Beside him, Hawker ran through a short version of the checklist, pressing the ignition switch and waiting for the needles to come up. The blades above them wound up slowly. As they began to hum, Hawker pulled back on the collective and the helicopter’s weight came off the skids.
Once they became airborne, the helicopter pivoted to the east, lowered its nose and began to move off, gathering speed and altitude as it went.
Before long, they were cruising, droning along at five thousand feet and 120 knots. In three-and-a-half hours they would cover what had taken the group ten days by boat and foot.
Inside the cockpit Polaski had lapsed into a state of silence. Hawker let him be.
A tiny black dot appeared in the sky at the Huey’s two o’clock position. Like a smudge on the windshield, it was motionless, showing no relative movement—the unmistakable sign of a converging path.
Hawker adjusted his course slightly and put the Huey into a shallow climb.

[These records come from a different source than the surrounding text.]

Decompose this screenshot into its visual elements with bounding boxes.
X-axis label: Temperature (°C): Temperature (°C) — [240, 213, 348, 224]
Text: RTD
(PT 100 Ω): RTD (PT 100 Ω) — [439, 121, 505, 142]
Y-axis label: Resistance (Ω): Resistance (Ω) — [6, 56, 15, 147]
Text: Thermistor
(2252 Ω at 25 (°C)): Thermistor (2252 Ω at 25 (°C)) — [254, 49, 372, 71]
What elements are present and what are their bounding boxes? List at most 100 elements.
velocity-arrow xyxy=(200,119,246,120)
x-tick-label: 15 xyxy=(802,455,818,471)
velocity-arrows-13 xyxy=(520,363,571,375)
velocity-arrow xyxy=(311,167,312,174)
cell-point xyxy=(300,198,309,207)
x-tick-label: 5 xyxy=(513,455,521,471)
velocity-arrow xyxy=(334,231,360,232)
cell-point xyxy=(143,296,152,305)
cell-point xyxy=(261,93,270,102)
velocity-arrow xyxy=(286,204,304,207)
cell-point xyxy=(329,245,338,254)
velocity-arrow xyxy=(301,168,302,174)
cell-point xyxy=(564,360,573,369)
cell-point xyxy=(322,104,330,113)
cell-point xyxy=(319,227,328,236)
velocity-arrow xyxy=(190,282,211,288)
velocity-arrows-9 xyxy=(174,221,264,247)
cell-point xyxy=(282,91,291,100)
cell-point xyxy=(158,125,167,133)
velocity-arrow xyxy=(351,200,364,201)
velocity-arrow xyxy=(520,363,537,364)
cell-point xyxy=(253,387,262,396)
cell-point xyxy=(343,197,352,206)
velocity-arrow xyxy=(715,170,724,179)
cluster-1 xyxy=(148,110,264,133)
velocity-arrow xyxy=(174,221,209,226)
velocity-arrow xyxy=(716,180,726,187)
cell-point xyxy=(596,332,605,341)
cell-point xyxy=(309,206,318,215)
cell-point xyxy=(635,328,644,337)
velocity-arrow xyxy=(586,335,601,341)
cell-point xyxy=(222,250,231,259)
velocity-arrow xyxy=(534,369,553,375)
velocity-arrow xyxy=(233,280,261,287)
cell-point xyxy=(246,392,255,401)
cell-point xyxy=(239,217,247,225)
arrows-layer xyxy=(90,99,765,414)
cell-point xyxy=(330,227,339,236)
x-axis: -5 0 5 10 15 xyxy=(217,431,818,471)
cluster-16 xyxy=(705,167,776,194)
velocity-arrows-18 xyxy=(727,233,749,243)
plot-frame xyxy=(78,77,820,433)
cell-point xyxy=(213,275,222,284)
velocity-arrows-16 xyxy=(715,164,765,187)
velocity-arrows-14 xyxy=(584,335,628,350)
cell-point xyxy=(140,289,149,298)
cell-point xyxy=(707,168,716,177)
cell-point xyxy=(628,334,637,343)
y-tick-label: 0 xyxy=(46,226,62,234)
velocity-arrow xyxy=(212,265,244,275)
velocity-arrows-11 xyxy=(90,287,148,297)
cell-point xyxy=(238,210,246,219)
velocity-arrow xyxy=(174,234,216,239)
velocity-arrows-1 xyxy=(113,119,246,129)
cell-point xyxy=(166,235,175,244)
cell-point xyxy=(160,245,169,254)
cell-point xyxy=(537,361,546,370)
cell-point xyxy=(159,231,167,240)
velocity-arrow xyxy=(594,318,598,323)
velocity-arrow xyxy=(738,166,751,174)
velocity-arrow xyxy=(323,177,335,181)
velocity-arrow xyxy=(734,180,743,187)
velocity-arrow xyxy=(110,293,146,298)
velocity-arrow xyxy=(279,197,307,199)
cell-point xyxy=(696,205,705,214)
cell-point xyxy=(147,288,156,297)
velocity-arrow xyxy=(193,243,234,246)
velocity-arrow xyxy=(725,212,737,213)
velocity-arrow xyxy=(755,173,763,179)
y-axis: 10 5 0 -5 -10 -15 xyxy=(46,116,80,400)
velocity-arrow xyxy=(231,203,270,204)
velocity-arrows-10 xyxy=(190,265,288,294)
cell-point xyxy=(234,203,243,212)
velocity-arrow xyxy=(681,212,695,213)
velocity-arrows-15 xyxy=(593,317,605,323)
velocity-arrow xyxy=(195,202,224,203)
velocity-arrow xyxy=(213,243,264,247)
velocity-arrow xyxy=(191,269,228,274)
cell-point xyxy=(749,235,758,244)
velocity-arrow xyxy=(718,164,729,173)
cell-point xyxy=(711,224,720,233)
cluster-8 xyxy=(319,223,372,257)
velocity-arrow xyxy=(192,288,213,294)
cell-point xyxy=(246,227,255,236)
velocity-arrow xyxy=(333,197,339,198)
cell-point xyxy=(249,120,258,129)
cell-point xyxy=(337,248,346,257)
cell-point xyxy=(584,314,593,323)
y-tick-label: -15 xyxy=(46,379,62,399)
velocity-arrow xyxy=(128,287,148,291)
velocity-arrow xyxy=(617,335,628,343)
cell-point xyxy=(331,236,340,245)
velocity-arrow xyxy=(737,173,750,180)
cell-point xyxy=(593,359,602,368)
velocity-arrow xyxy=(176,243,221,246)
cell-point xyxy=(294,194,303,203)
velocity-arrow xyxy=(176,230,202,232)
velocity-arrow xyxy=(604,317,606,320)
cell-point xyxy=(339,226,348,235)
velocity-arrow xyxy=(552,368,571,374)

The other helicopter continued on its path. Before long, Hawker could make out the type, a Hughes 600, commonly called a NOTAR, an acronym that stood for No Tail Rotor, because it used funneled exhaust from its turbine for directional control instead of the standard rear blade. More ominously, this particular NOTAR was black, devoid of any markings and carrying a pair of external pods on either side.
“What’s wrong?” Polaski asked, coming out of his trance.
“No markings,” Hawker said.
“What does that mean?”
“I don’t know,” Hawker replied. “But it can’t be a good thing.”
The NOTAR passed beneath them, off to one side and heading in the opposite direction. Hawker kept his eyes on it, craning his neck around and slewing the Huey to the right in an effort to keep the target in view. Just before it passed from sight, he noticed something else: the NOTAR had banked into a turn. It was coming back around.